ZBrushCentral

Building a base mesh

Hey everyone, I’ve got a couple questions maybe you can help me out with. I’ve taken a break from sculpting a bit, trying to go back and learn some Max, and some better topology lessons. I’m working now on creating meshes entirely in Zbrush. Even with Polyboost, Max just doesn’t allow you to sketch out meshes so quickly.

I’ve had some moderate success with this, but of course nothing is perfect. One thing I have noticed, is that many many artists model the head and the body seperately. In the recent interview with Solidsnake, he modeled the Head from a polysphere, and the body from Zspheres.

How is this benificial versus doing it all in Zspheres, and how do you attach the head to the body afterwards? Would this be benficial to do hands and feet seperate too?

Thanks in advance guys!

Cheers,
cemond

Modeling the head (or hands n feet) separately allow you to concentrate on the form of that one object. You’re not being influenced by the other pieces of the “puzzle”. When you’re trying to create something unique or original I find it helps to start with a blank slate. If I want to do an alien and I start from a human head…it ends up looking like a human head. My brain just sees the human head so my hand sculpts the human head. If I start with a ball of clay my imagination can run with it. I’m looking for form out of nothing, rather than trying to alter a form to fit something else.

You can model the head with Zspheres and get a basic polyflow down from the start if you choose…but chances are you’re going to have to retopo at some point anyway. So you can model from a polysphere/cube and get the form and feel for the character at rather low polycounts and by that time you basically know what the character is going to be and then retopo to get a better polyflow and to build topo where you need it.

Having the tools split allows you to work at much higher poly counts than having the head, hands, feet…etc all in the same tool. That is one great reason to model things separately.

To attach the two meshes you either need to create a new mesh (retopo) and then project the two tools together. You will lose some detail in the process…but at 16million you’re not losing too awful much. You can also mesh insert the two meshes together and then blend them seamlessly. It all depends on your workflow.

Also, having natural seems in a character is very helpful. A watch, a belt, boots, pants, any kind of change in a material will allow you to break the object there and not worry about a seem in the normals (if you’re doing low poly work) because there will naturally be a seem on that area anyway.

Hope this helps.

This definitely help same Goast, thanks very much for taking the time to help me out.

I can definitely understand the advantage especially for a head. I’ve always preferred starting busts from a Polysphere anyways, so if I can sculpt away, and get a feel for my character, and attach a body later, I’m all for it.

Thanks!

I definitely wouldn’t start with all separate pieces. That’s what I did, and it’s been an eyes open nightmare piecing it all together. Eventually, I just remodeled the low level all in maya. Sounds painful, but it went very fast with the highe res joined mesh to go on.

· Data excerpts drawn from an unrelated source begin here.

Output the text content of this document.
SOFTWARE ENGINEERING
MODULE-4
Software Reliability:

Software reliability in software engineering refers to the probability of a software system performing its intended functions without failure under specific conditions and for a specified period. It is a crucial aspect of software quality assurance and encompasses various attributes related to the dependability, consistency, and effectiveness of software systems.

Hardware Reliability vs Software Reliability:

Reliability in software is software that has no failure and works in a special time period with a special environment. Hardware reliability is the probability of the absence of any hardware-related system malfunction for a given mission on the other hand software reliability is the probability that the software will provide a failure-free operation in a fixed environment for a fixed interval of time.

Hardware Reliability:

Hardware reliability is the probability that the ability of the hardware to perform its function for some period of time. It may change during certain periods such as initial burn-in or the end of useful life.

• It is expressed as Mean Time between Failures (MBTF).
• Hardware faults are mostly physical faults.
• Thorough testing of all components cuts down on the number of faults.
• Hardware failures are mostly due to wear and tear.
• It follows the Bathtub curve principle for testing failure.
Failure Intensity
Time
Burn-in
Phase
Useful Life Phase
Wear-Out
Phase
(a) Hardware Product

I also would not use zspheres. I am tempted to simply say they suck, but I can see how they’d be of help for something with a million parts to it. For a character, though, why bother? It was a lot, I mean a lot of work, and ultimately the base mesh you get is utter crap anyway. Not just that you have to redo it for later, but it is going to have a lot of polies in areas like the hands. If you have machine that is not bleeding edge this is a serious issue.

If I had to do it over again, I’d just make a stick man in maya and work from there. It would have taken about 100th the time (not hyperbole) than doing it the way I did it. Just mask off the areas you don’t want to work on. If you have them in separate pieces after you put them together it can be a lot of work to make them look right.

As for the base predisposing you, I think that’s not a big issue unless your base is detailed. If it is a stick figure and you work your way up from the low levels to the high and work on the basic form fromt he start you are not likely to fall into that trap.